You need build up some pre-club energy, but don’t want to get your hair all smokey at those tam sang stalls that are everywhere on Thong Lor. Consider Niyom Pochana (125 Sukhumvit Soi 55, 02-3911517. Open daily 4pm-12am) for a wide variety of standards, even if they aren’t always that cheap. Get the real-deal poo pad pong kari (yellow crab curry, count B1,000 for a big crab) or the tom yam kung mae nam (tom yam with river prawns, B600). Less pricey but equally delicious is their moo satay (B80 for small). The place is situated in an old shophouse and is perpetually packed with local families, so do come early. Further up is the Vietnamese Nam Nueng (400 Sukhumvit Soi 55, 02-714-9575. Open daily 8am-10pm). Try their recommended dishes like the guay jub yuan (Vietnamese noodles, B60) and gung pun aoi (sugar cane wrapped with minced prawns, B100 for small).
So you’re done partying, you’re all out of cash and you need a late-night eat. Paikiew (081-826-9352. Open daily 12pm-5pm, 6pm-midnight) is located in front of Family Mart, Thonglor Soi 17, and attracts lots of people like you, so you can sometimes have a long wait. But it’s worth it for their tangy roasted duck which comes in a bamee ped (noodle soup with slices of duck, B40). Or, if it’s really late, you can go to the famed 55 Pochana at the beginning of Soi Thong Lor (1087-1093 Sukhumvit Rd., 02-391-2021. Open daily 5pm-3am). The must-orders are the or-suan (oyster omelette, B150) or dok kajon pad kai (stir-fried flowers with egg, B80). Be warned, though, the service can sometimes be a little gruff. But if you’re drunk and hungry, you won’t care. Just a few steps away is the hidden treasure Khao Tom Prung (1083 Sukhumvit Rd., 02-391-8433. Open Tue-Sun 4.30pm-10.30pm), with its diversity of toppings. A quality khao tom pla (rice soup with fish) dish is only B80. It’s fresh and tastes homemade. If you’re a real fish fan, there are also fish eggs and fresh fish maw, but for those, you have to show up before 7:30pm or call ahead to reserve.
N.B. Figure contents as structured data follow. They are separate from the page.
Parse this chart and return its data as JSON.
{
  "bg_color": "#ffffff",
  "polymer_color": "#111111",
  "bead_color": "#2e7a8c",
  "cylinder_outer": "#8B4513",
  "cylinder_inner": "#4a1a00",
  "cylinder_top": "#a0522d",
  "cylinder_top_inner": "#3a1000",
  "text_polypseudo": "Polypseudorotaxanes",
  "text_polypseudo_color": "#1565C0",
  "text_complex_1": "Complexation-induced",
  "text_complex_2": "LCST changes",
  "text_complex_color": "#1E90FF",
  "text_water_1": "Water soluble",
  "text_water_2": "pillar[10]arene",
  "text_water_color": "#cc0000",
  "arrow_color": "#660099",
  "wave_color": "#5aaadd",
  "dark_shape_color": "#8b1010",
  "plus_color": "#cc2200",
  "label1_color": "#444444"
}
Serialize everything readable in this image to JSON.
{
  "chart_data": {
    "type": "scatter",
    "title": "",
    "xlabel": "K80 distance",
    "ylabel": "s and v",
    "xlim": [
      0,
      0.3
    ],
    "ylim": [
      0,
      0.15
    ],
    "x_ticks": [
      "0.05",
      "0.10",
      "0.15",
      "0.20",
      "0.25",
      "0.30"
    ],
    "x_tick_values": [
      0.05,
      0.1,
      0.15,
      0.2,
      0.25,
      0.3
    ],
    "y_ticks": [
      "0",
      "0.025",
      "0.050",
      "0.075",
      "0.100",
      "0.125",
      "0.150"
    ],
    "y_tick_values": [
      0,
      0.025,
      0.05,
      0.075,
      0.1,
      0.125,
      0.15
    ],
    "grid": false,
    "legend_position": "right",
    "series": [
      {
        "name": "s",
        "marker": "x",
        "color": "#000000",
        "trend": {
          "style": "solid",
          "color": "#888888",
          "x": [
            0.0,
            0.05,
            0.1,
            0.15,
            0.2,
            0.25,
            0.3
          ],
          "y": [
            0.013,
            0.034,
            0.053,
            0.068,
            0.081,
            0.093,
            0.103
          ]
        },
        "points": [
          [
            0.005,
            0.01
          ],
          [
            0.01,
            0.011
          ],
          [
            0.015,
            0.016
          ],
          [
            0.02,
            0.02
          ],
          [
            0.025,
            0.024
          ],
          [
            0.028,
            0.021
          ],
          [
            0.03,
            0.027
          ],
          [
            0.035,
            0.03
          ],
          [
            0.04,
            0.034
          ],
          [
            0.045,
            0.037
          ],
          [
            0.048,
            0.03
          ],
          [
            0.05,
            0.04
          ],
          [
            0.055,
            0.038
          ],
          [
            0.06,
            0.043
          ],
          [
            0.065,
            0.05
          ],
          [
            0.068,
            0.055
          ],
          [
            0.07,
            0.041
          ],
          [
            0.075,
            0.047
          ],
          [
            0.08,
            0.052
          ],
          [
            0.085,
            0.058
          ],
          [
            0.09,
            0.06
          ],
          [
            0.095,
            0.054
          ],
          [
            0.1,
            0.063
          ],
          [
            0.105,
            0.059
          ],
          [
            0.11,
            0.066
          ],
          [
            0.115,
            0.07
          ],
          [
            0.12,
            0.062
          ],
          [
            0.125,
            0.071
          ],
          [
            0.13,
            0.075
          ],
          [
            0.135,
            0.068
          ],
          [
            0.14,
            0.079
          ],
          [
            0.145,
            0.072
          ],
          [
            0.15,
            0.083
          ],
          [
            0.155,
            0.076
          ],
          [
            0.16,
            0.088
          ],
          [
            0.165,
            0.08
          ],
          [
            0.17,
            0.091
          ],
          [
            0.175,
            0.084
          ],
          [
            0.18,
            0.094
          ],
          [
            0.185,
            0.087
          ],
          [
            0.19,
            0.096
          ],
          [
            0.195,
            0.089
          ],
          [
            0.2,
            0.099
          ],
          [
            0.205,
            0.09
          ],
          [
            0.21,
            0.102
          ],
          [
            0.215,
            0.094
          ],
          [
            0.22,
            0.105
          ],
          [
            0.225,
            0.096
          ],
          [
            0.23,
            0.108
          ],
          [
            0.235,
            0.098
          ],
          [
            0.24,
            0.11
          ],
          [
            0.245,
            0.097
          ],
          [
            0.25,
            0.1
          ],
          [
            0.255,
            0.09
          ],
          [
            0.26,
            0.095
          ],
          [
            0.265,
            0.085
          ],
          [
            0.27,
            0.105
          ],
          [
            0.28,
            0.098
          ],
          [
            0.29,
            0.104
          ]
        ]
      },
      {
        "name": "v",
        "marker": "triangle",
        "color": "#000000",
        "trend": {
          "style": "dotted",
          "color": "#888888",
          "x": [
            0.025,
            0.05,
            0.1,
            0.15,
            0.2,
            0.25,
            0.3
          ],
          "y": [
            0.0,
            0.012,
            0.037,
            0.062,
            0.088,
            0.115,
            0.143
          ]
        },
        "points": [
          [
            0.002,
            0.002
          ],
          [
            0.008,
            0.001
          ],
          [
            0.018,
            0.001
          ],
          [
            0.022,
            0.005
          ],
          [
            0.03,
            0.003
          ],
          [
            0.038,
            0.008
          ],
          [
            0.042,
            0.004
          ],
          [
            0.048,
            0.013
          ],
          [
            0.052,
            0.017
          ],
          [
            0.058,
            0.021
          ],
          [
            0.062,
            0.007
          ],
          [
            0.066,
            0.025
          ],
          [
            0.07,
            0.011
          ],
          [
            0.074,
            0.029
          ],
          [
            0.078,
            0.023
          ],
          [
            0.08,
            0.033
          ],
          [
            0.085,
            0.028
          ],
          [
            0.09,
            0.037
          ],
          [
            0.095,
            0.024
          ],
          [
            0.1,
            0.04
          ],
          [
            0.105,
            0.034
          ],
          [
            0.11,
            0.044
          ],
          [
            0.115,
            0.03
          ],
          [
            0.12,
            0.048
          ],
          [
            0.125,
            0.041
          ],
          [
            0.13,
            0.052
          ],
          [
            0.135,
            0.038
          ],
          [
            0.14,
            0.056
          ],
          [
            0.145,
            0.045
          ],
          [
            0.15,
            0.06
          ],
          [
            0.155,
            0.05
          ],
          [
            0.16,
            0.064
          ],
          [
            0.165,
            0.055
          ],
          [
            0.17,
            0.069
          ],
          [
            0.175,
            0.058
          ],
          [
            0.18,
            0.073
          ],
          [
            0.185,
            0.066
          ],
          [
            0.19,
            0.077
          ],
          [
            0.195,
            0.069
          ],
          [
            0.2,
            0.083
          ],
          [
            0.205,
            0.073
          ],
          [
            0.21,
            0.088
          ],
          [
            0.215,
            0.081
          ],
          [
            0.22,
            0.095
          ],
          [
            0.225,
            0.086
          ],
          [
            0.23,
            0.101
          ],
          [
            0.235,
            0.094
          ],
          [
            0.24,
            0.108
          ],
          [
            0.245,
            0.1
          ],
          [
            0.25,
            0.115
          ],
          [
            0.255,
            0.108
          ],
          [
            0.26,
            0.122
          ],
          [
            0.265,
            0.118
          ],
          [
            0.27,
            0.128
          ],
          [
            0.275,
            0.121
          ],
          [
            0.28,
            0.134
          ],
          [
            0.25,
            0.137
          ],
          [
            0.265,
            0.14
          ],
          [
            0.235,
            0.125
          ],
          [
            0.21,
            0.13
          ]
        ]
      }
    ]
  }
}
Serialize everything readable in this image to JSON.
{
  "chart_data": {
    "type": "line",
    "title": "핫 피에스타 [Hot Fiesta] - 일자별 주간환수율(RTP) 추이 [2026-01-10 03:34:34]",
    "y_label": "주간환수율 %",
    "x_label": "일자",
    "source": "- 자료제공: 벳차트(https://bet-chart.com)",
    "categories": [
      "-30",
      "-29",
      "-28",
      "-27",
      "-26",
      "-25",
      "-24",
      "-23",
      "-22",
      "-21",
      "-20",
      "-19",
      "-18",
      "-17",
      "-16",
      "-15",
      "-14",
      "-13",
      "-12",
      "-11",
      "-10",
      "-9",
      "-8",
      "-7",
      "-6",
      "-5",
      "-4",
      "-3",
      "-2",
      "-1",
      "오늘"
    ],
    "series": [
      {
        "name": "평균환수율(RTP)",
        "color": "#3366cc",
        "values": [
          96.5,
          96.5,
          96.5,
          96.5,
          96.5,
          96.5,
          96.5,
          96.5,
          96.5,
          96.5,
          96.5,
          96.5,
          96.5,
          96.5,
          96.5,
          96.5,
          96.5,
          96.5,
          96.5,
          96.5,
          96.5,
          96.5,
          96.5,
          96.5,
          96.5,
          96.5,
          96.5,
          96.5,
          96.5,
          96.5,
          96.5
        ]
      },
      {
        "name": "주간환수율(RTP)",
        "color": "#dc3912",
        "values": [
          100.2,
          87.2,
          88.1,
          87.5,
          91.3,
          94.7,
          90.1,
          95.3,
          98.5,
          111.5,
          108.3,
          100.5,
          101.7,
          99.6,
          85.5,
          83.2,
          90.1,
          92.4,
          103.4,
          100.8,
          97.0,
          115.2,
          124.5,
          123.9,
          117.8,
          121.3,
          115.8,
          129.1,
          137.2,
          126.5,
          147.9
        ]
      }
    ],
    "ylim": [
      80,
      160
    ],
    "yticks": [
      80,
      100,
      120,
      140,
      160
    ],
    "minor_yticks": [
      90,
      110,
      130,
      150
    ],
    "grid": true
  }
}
It’s so hot and trendy, it’s hard to remember that Thong Lor has its army of classic cateries that folks flock to from all parts of the city. Our favorite among them is Hoy Tod Chao Lay (25 Sukhumvit Soi 55, 085-128-3996. Open daily 9am-9pm). They do hoy tod (crispy oyster omelet, B60), or-suan (B100), and pad Thai (B80) and are very generous with portions. Further up, on the same side, is the legendary Mandarin (729/1 Sukhumvit Soi 55 (Thonglor), 02-391-4062. Open daily 9.30am-6pm). A dish of khao naa ped or bamee ped costs you only B55, and the crispy skin on the roast duck is pretty delectable, but weekends do get crazy. And who can not love Khao Mun Kai Boon Tong Kiat (440/5 in front of Thonglor Soi 16, 02-390-2508. Open daily 10am-10pm). Their khao mun kai (B65) comes with lovely, fatty rice and strong sauces. Finally, for dessert, there’s Maewaree (1 Sukhumvit Soi 55, 02-392-4304. Open 24/7, khao niew only available 5am-11pm), whose vast mango displays take up half the sidewalk and where you can order khao niew moon (sticky rice with coconut milk) with chunks of sweet mango for B90. (Sometimes they do sneak in the seed, though.)